Georges Hattab bio photo


Molecular Encoder Data 2024

The Molecular Encoder Data 2024 provides comprehensive data of peptides and proteins, including unnatural amino acids, for binary classification across various applications like antimicrobial and antiviral peptides, encoded using different fingerprints. This dataset is essential for researchers in computational biology and bioinformatics.

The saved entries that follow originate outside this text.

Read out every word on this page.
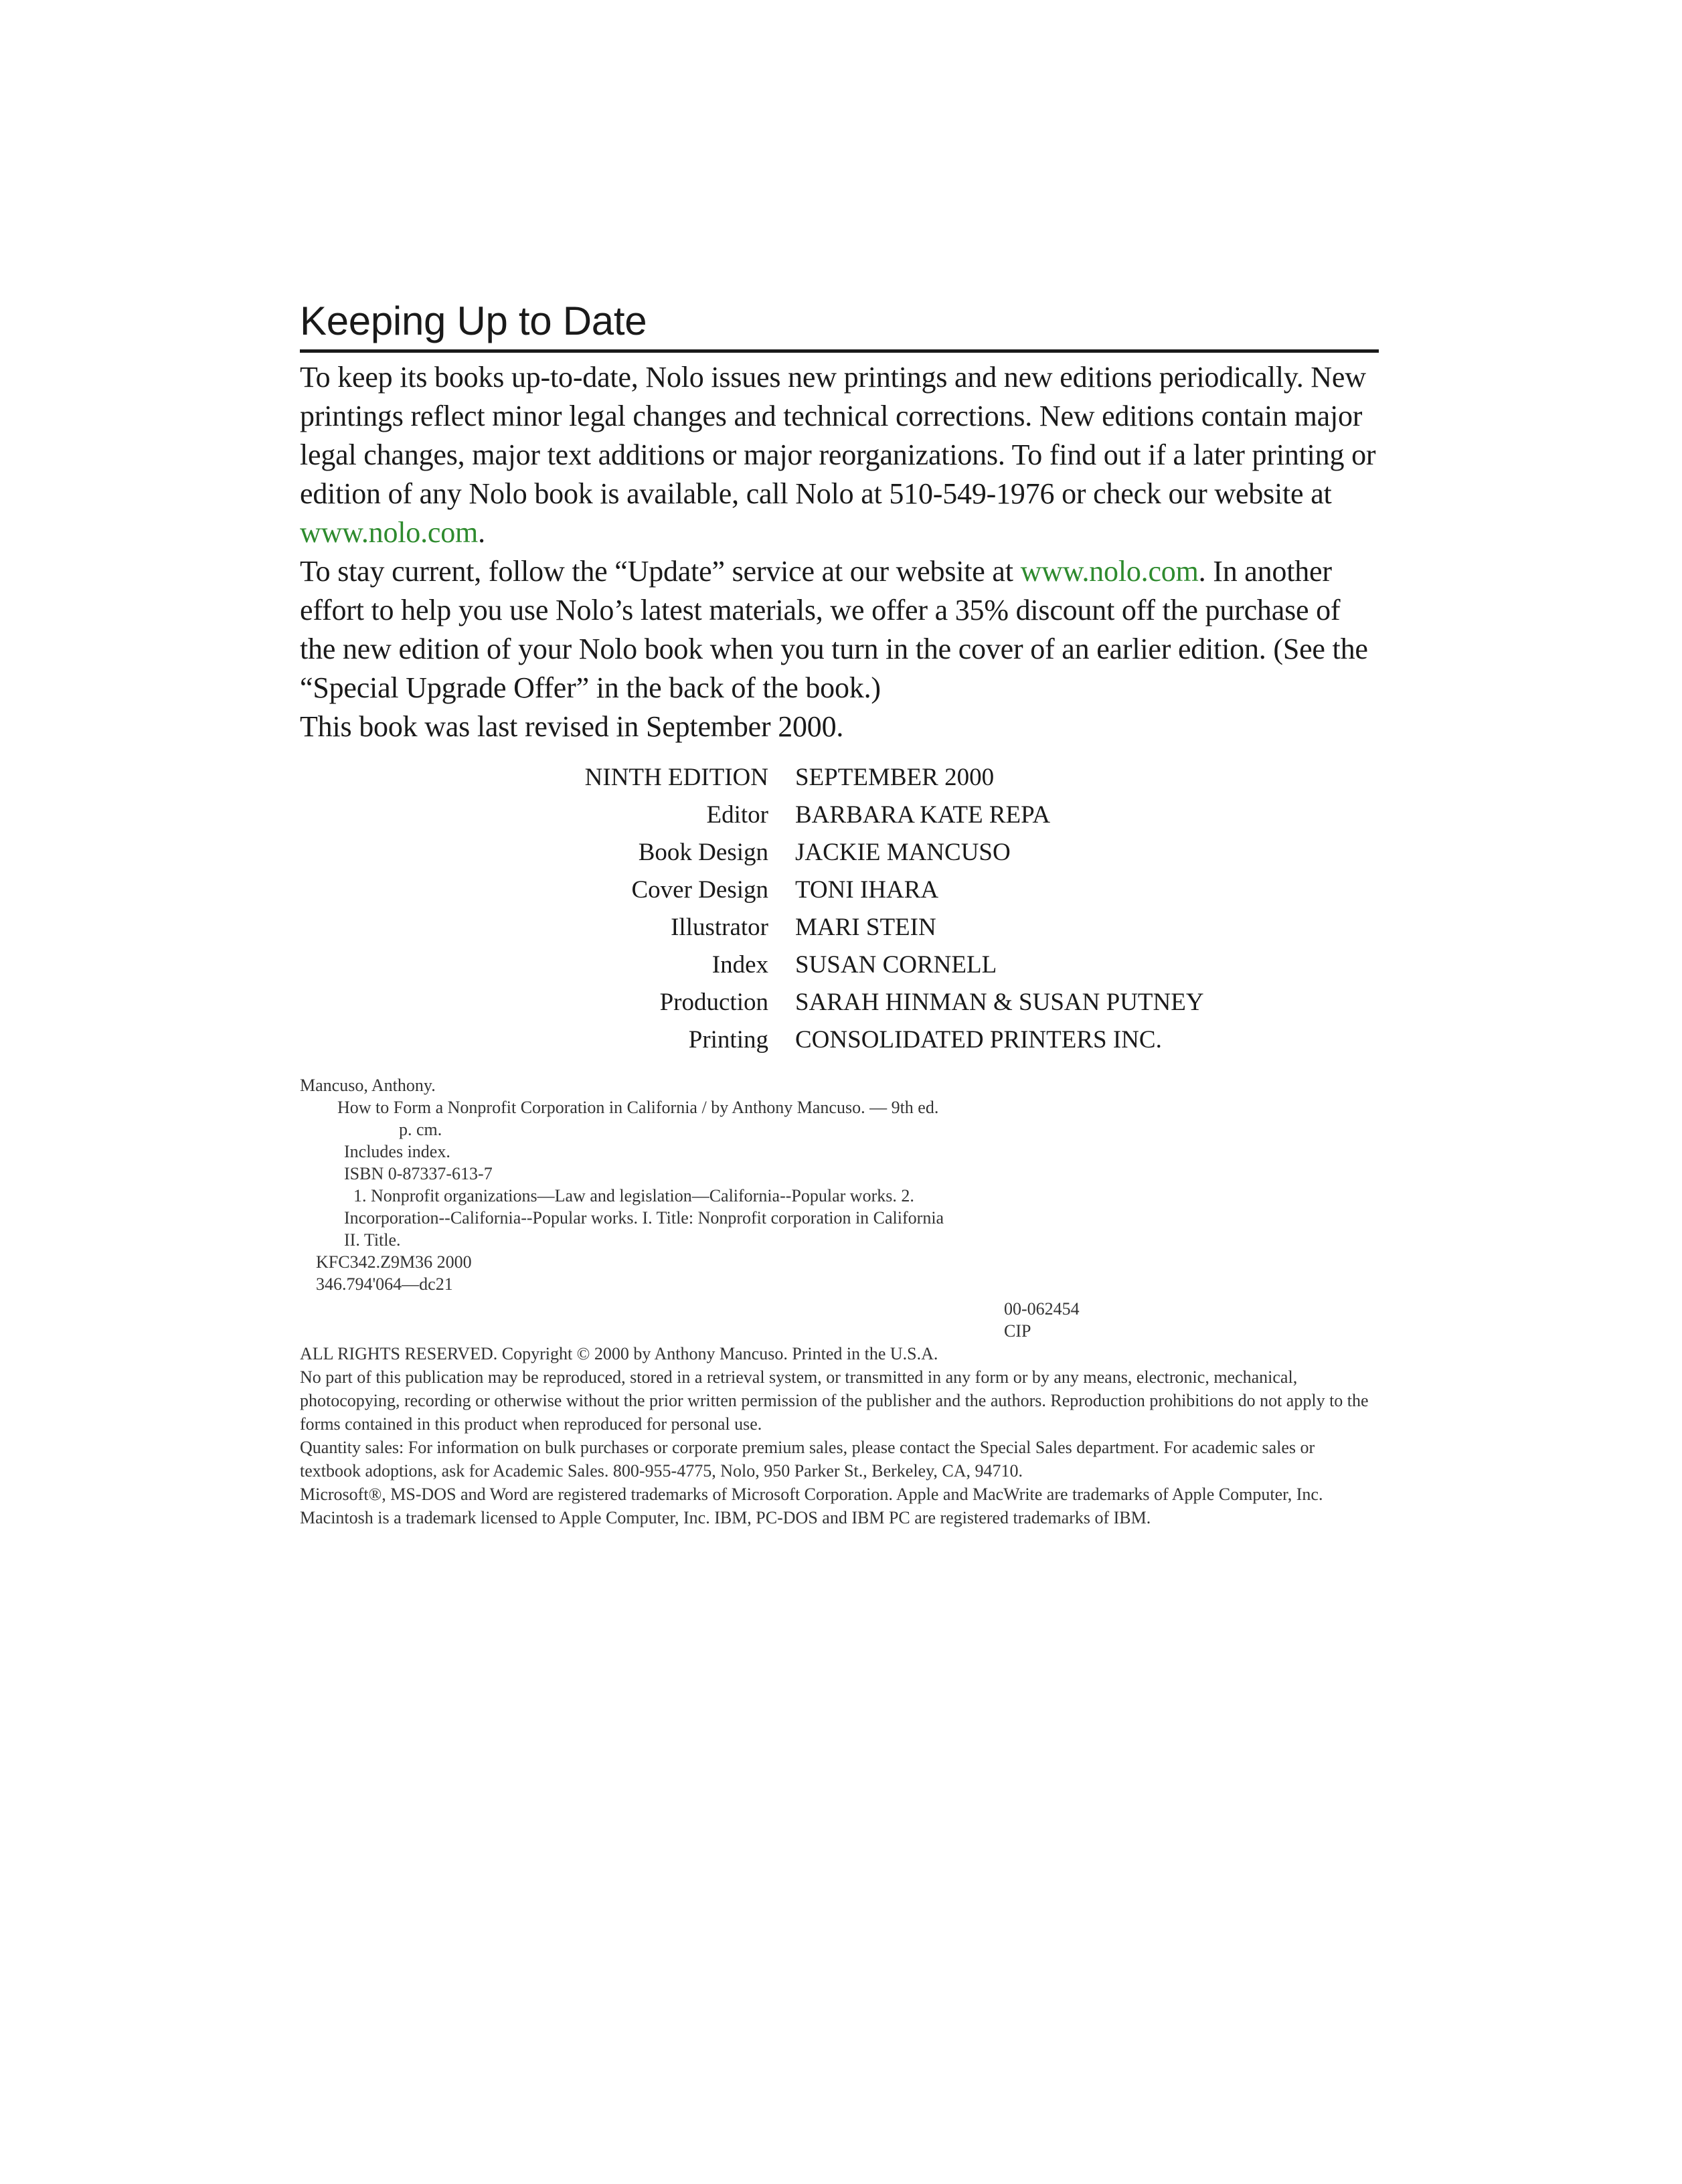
Keeping Up to Date

To keep its books up-to-date, Nolo issues new printings and new editions periodically. New printings reflect minor legal changes and technical corrections. New editions contain major legal changes, major text additions or major reorganizations. To find out if a later printing or edition of any Nolo book is available, call Nolo at 510-549-1976 or check our website at www.nolo.com.

To stay current, follow the “Update” service at our website at www.nolo.com. In another effort to help you use Nolo’s latest materials, we offer a 35% discount off the purchase of the new edition of your Nolo book when you turn in the cover of an earlier edition. (See the “Special Upgrade Offer” in the back of the book.)

This book was last revised in September 2000.

NINTH EDITION	SEPTEMBER 2000
Editor	BARBARA KATE REPA
Book Design	JACKIE MANCUSO
Cover Design	TONI IHARA
Illustrator	MARI STEIN
Index	SUSAN CORNELL
Production	SARAH HINMAN & SUSAN PUTNEY
Printing	CONSOLIDATED PRINTERS INC.
Mancuso, Anthony.
How to Form a Nonprofit Corporation in California / by Anthony Mancuso. — 9th ed.
p. cm.
Includes index.
ISBN 0-87337-613-7
1. Nonprofit organizations—Law and legislation—California--Popular works. 2.
Incorporation--California--Popular works. I. Title: Nonprofit corporation in California
II. Title.
KFC342.Z9M36 2000
346.794'064—dc21
00-062454
CIP

ALL RIGHTS RESERVED. Copyright © 2000 by Anthony Mancuso. Printed in the U.S.A.

No part of this publication may be reproduced, stored in a retrieval system, or transmitted in any form or by any means, electronic, mechanical, photocopying, recording or otherwise without the prior written permission of the publisher and the authors. Reproduction prohibitions do not apply to the forms contained in this product when reproduced for personal use.

Quantity sales: For information on bulk purchases or corporate premium sales, please contact the Special Sales department. For academic sales or textbook adoptions, ask for Academic Sales. 800-955-4775, Nolo, 950 Parker St., Berkeley, CA, 94710.

Microsoft®, MS-DOS and Word are registered trademarks of Microsoft Corporation. Apple and MacWrite are trademarks of Apple Computer, Inc. Macintosh is a trademark licensed to Apple Computer, Inc. IBM, PC-DOS and IBM PC are registered trademarks of IBM.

Molecular Encoder Data 2024

Data Set Description

  • Type: Fasta Files
  • Number of Instances: Varies by dataset (incl. unbalanced classes)
  • Number of Variables: Not applicable (sequence data)
  • Attribute Characteristics: Categorical
  • Date Published: 2024
  • Associated Tasks: Binary classification

Data are available for download under appropriate licensing.

Data Set Characteristics

Characteristic Details
Type Fasta Files
Number of Instances Varies by dataset
Number of Variables Not applicable
Attribute Characteristics Categorical
Date Published 2024
Associated Tasks Binary classification

Data Sets

The data sets consist of a total of 62 entries, each tailored to specific peptide prediction tasks across various domains. These data sets encompass a diverse range of applications, including anticancer, antimicrobial, and antiviral peptides.

Overview of Domain Applications and Data Sets

Domain Explanation No. data sets
A-cell epitopes Prediction of peptides for modulating antigen presenting cells (modulating/non modulating). 1
Anticancer peptides Prediction of peptides with cytotoxic efficiency against cancer cells (cytotoxic/non-cytotoxic). 3
Antifungal peptides Prediction of peptides with anti-fungal efficiency (anti-fungal/not anti-fungal). 2
Anti-inflammatory peptides Prediction of therapeutic peptides against inflammatory diseases (anti-inflammatory/not anti-inflammatory). 2
Antimicrobial peptides Prediction of peptides with anti-microbial efficiency (antimicrobial/not anti-microbial). 7
Amyloidogenic peptides Prediction whether peptides produce amyloid deposits, which may be deposited in organs or tissues under unnatural conditions. 2
Antitubercular peptides Prediction of peptides with anti-mycobacterial efficiency (antitubercular/not anti-tubercular). 2
Antiviral peptides Prediction of peptides with anti-viral efficiency (anti-viral/not anti-viral). 4
Linear B-cell epitopes Prediction of B-cell epitopes (B-cell epitope/no B-cell epitope). 1
Cell-penetrating peptides Prediction of peptides with penetration capability of cell membranes (cell-penetrating/non cell-penetrating). 10
β-peptide foldamers Prediction whether peptides are β-amino acid oligomers and can adopt stable secondary structures. 1
Hemolytic peptides Prediction of peptides with hemolytic susceptibility (susceptible/resistant). 1
Human Immunodeficiency Virus Prediction with the HIV peptides show drug resistance to various drugs. 17
Immuno-suppressive peptides Prediction whether peptides reduce the activation or efficacy of the immune system. 1
Neuro-peptides Prediction whether peptides are synthesized and released by neurons. 1
Permeability of cyclic peptides Prediction of membrane permeability in cyclic peptides. 1
Pro-inflammatory inducing peptides Prediction whether peptides can increase inflammatory reaction as defense against pathogens. 1
Soluble E.coli proteins Prediction whether an E.coli protein is soluble or aggregation-prone. 1
Linear T-cell epitopes Prediction whether a peptide is an antigenic determinant, which is recognized by T-cells. 1
Toxic peptides Prediction whether peptides are toxic. 2
Toxic proteins Prediction whether proteins are toxic. 1

Publications

Weckbecker, M., Anžel, A., Yang, Z., & Hattab, G. (2024). Interpretable molecular encodings and representations for machine learning tasks. Computational and Structural Biotechnology Journal. doi.org/10.1016/j.csbj.2024.05.035.

Hattab, G., Anžel, A., Spänig, S., Neumann, N., & Heider, D. (2023). A parametric approach for molecular encodings using multilevel atomic neighborhoods applied to peptide classification. NAR Genomics and Bioinformatics, 5(1), lqac103. doi.org/10.1093/nargab/lqac103.

Spänig, S., Mohsen, S., Hattab, G., Hauschild, A. C., & Heider, D. (2021). A large-scale comparative study on peptide encodings for biomedical classification. NAR genomics and bioinformatics, 3(2), lqab039. doi.org/10.1093/nargab/lqab039.

Data Variables

  • Sequences: Fasta files containing peptide and protein sequences, including unnatural and exotic amino acids.
  • Classes: Binary classification labels for each sequence.

Licensing

The data presented in this collection is built upon numerous datasets made available over time by other researchers, each accompanied by documented metadata, appropriate citations, and attributions to ensure proper credit and acknowledgment of the original sources.